Completion of the human genome sequence[1,2,3] and recent advances in the analysis of genome-wide associations for several common diseases[4,5,6,7,8,9,10,11,12,13,14,15,16,17,18,19,20] are generating tremendous opportunities for epidemiologic studies to evaluate the role of genetic variants in the etiology of common human diseases. Identification of allelic variants has accelerated as a result of the cataloging and mapping of single nucleotide polymorphisms (SNPs) throughout the genome by the International HapMap Project[21,22,23] and characterization of the scope of structural variation, including copy number variants, in the genome.[24,25,26,27] Application of these advances to improve public health requires assessing the frequency of these variants in distinct populations, identifying diseases influenced by these variants, determining the magnitude of the associated risks, and elucidating gene-gene and gene-environment interactions. Although the number of published investigations in these areas of human genome epidemiology has increased rapidly, with publication of more than 6,000 reports yearly,[28] methodological issues have made it difficult to integrate the evidence and, thus, to easily translate the findings into public health improvements.[29,30,31]

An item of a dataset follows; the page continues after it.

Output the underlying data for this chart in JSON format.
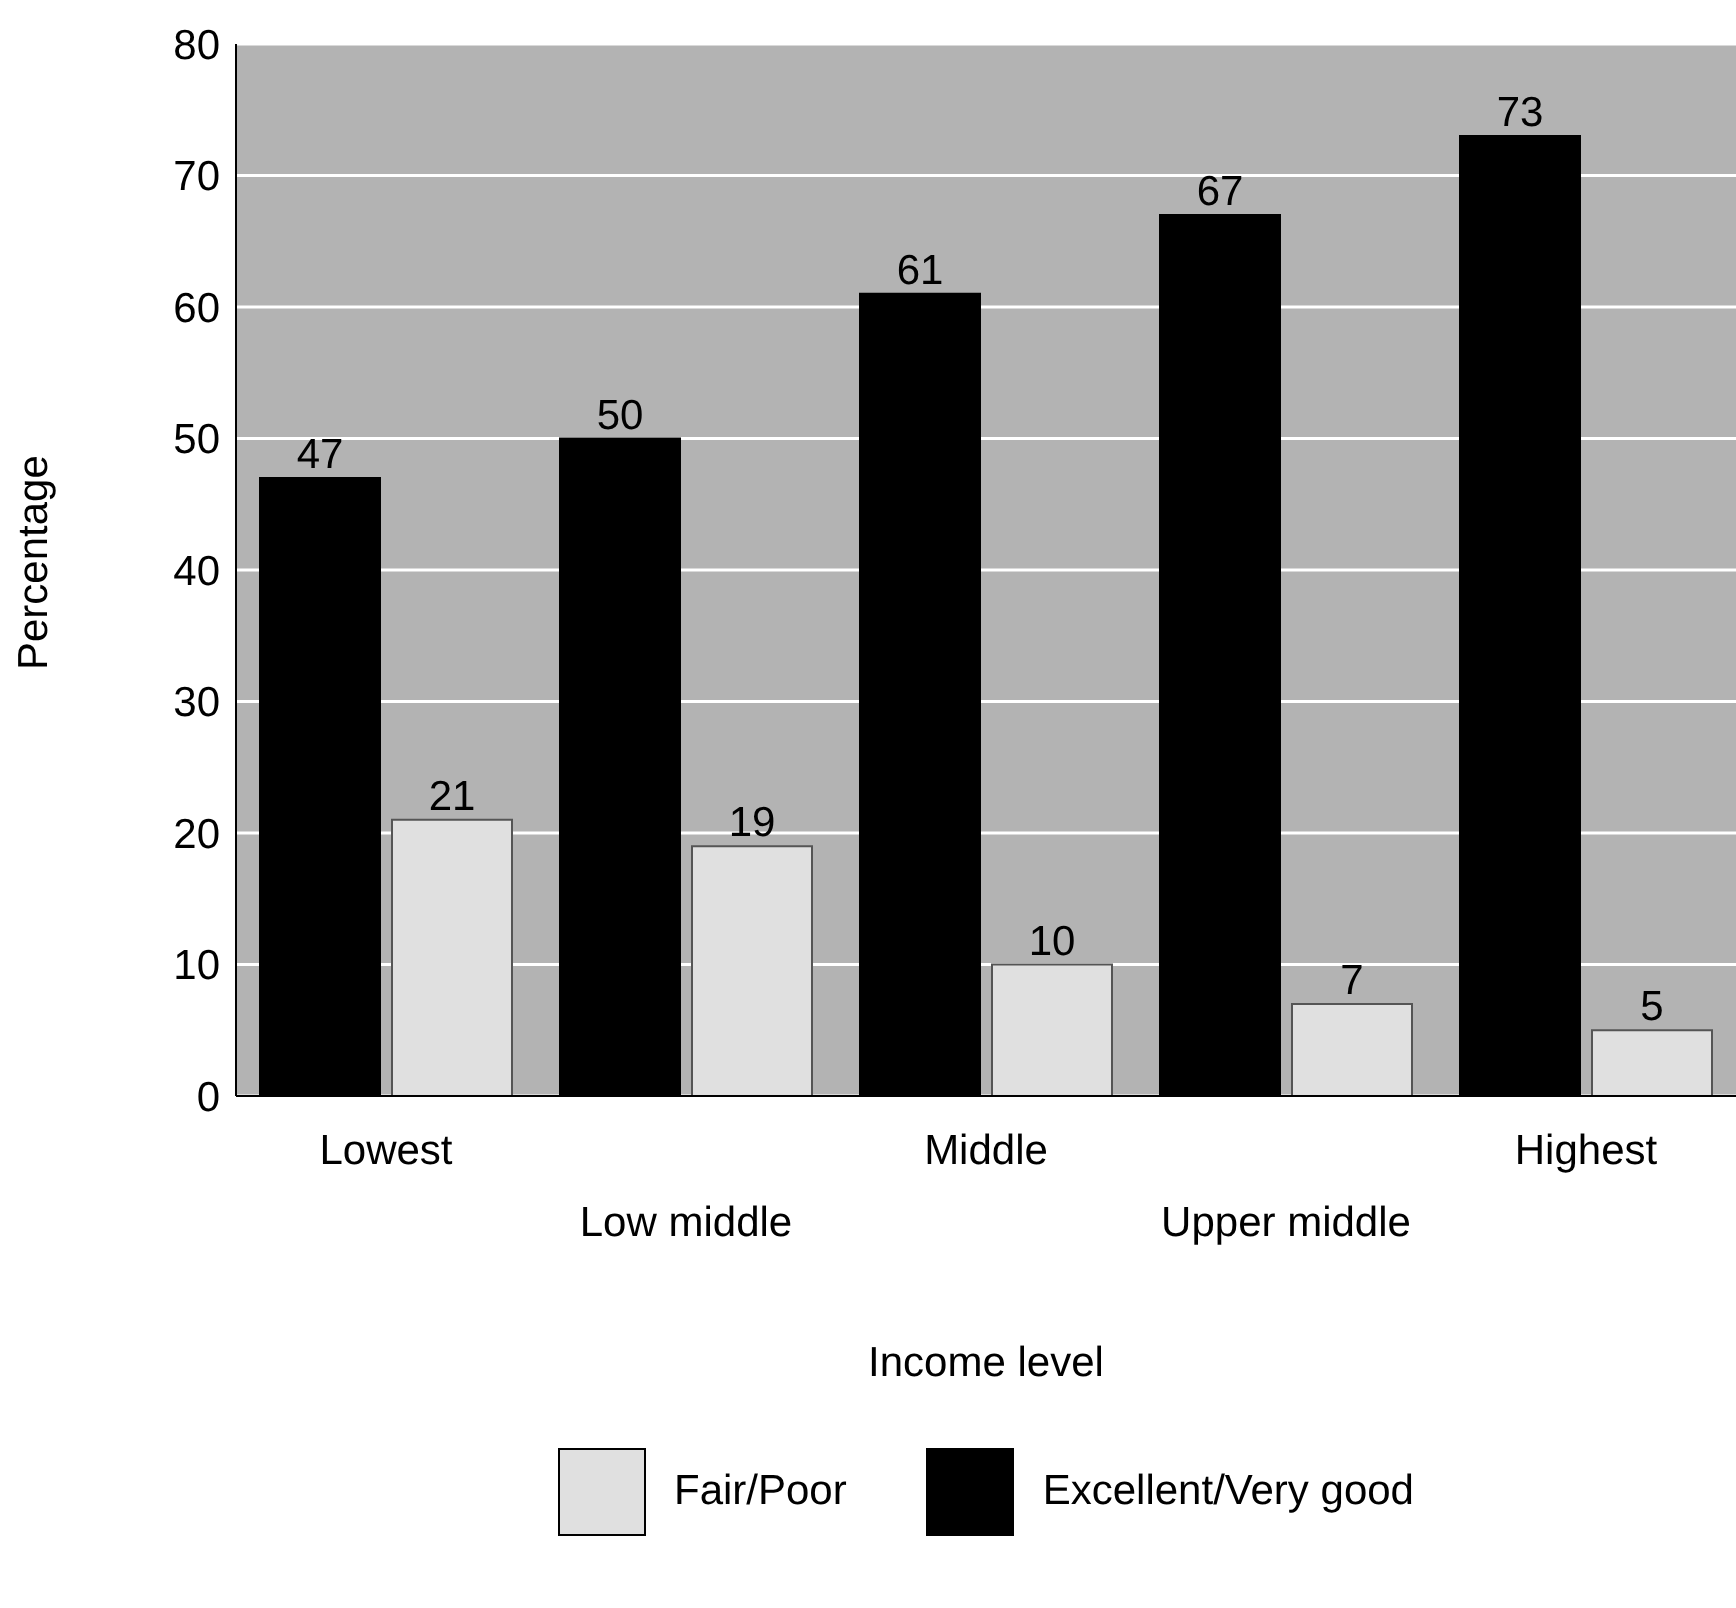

Early studies of genotype prevalence used samples that were convenient to obtain, and minimal information was provided on the selection of participants.[31] In addition, most estimates were calculated from data on small study populations, which limited the accuracy of estimates of allele frequency and genotype prevalence. Furthermore, frequencies for most genetic polymorphisms have been measured only in select US racial and ethnic groups and have not been presented by age group or by sex. Although select polymorphism frequencies have been reported in large populations,[32,33] these studies were community based or controls from larger case-control studies. In contrast, data on genetic variants can be obtained from large, well-designed, epidemiologically well-characterized, and population-based US surveys such as the Third National Health and Nutrition Examination Survey (NHANES III).[34,35] These data are a unique and unparalleled resource for epidemiologic research to assess genetic variation in the population, gene-disease associations, interactions between gene-gene and gene-environment factors, and population-attributable risk for genetic variants.

In particular, NHANES III offers the opportunity to assess genetic variation among major racial and ethnic groups in the United States, for whom multiple health disparities exist.[36,37,38,39,40] Health disparities result from the complex interactions of social, environmental, behavioral, and genetic influences in a diverse population.[36,41,42] Public health strategies to address health disparities are more likely to be effective when they are based on sound integration of such risk information at the population level. NHANES III is a paradigm for complex analysis of unbiased, population-based data on social, environmental, behavioral, and biologic characteristics -- including genetic variation -- in relation to health status.